Dal Laghetto partono le vie di risalita alla Punta del Marguareis per
il Canalone dei Torinesi e per il (più impegnativo) Canalone
dei Genovesi (la cui imboccatura, avvolta nelle nubi, ne lascia comunque
intuire la pendenza)(foto 12).
Il panorama dal laghetto abbraccia anche i versanti settentrionali delle
Cime Pareto e Bozano (foto 13), oltre alcune protuberanze meravigliosamente
rosa di rododendri fioriti (foto 14).
Dal Laghetto si procede a sinistra, seguendo l'evidente sentiero, e
ci si porta sull'altro versante del vallone (foto 15); con un ultimo
sforzo si raggiunge il pianoro di Pian del Lupo sul quale sorge il bel
Rifugio Garelli (2.15)(1965 m)(foto 16).
Dopo una breve sosta al Rifugio (o magari un pernottamento, se si vuole
salire al Marguareis per il sentiero che sale, attraverso il valico di Porta Sestrera, al
Colle del Pas e al Colle dei Torinesi: vedi escursione), si riprende
il cammino di ritorno verso il Pian delle Gorre.

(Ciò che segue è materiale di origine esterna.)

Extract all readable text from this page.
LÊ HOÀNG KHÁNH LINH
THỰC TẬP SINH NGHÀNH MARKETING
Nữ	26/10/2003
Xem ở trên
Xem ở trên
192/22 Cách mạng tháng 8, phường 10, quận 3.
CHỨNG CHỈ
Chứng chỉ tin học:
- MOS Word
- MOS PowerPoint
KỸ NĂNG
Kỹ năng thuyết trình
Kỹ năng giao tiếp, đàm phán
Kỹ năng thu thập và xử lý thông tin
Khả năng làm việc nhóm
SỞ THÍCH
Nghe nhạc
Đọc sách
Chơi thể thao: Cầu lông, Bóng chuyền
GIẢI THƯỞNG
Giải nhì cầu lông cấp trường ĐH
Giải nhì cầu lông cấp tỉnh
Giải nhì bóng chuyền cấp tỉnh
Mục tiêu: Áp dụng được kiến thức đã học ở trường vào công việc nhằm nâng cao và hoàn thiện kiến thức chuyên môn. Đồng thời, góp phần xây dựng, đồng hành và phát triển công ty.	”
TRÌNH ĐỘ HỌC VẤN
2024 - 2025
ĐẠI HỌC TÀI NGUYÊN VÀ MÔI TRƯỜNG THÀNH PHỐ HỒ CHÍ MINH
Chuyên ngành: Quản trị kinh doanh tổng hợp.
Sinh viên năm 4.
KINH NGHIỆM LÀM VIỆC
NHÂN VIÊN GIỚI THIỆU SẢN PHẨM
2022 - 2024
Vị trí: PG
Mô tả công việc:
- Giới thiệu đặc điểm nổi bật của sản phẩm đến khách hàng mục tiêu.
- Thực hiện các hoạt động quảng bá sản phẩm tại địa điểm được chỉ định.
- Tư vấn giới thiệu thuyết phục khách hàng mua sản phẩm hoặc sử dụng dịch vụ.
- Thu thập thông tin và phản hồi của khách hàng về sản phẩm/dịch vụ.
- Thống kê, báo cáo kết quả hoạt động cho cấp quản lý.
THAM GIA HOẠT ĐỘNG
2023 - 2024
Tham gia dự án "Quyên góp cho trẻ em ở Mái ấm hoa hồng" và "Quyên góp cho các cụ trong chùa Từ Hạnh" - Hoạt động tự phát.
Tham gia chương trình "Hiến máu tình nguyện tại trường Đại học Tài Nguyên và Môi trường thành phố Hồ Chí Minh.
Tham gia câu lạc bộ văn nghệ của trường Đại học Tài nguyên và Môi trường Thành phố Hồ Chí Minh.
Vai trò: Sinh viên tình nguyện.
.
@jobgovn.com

Il sentiero parte, come è facile aspettarsi, dalla parte opposta
rispetto a quella dalla quale siamo arrivati; piega a sinistra e, scendendo
per prati, in una decina di minuti, raggiunge il Gias Soprano di Sestrera
(2.25)(1842 m).
Con percorso un po' accidentato si raggiunge il limitare del bosco,
poco sotto quota 1700 m; da qui in avanti il percorso è quasi
tutto nel bel bosco, che ogni tanto si apre in qualche radura, come
quella ove si trova il Gias Sottano di Sestrera (3.10)(1381 m).
Si arriva finalmente ad uno sterrato (3.30)(1215 m) che si percorre
fino a raggiungere il parcheggio al Pian delle Gorre (3.50).
Commento
La gita è piuttosto lunga e faticosa,
ma priva di difficoltà (ad eccezione, come già detto,
del passaggio al Passo di Baban in caso di neve residua).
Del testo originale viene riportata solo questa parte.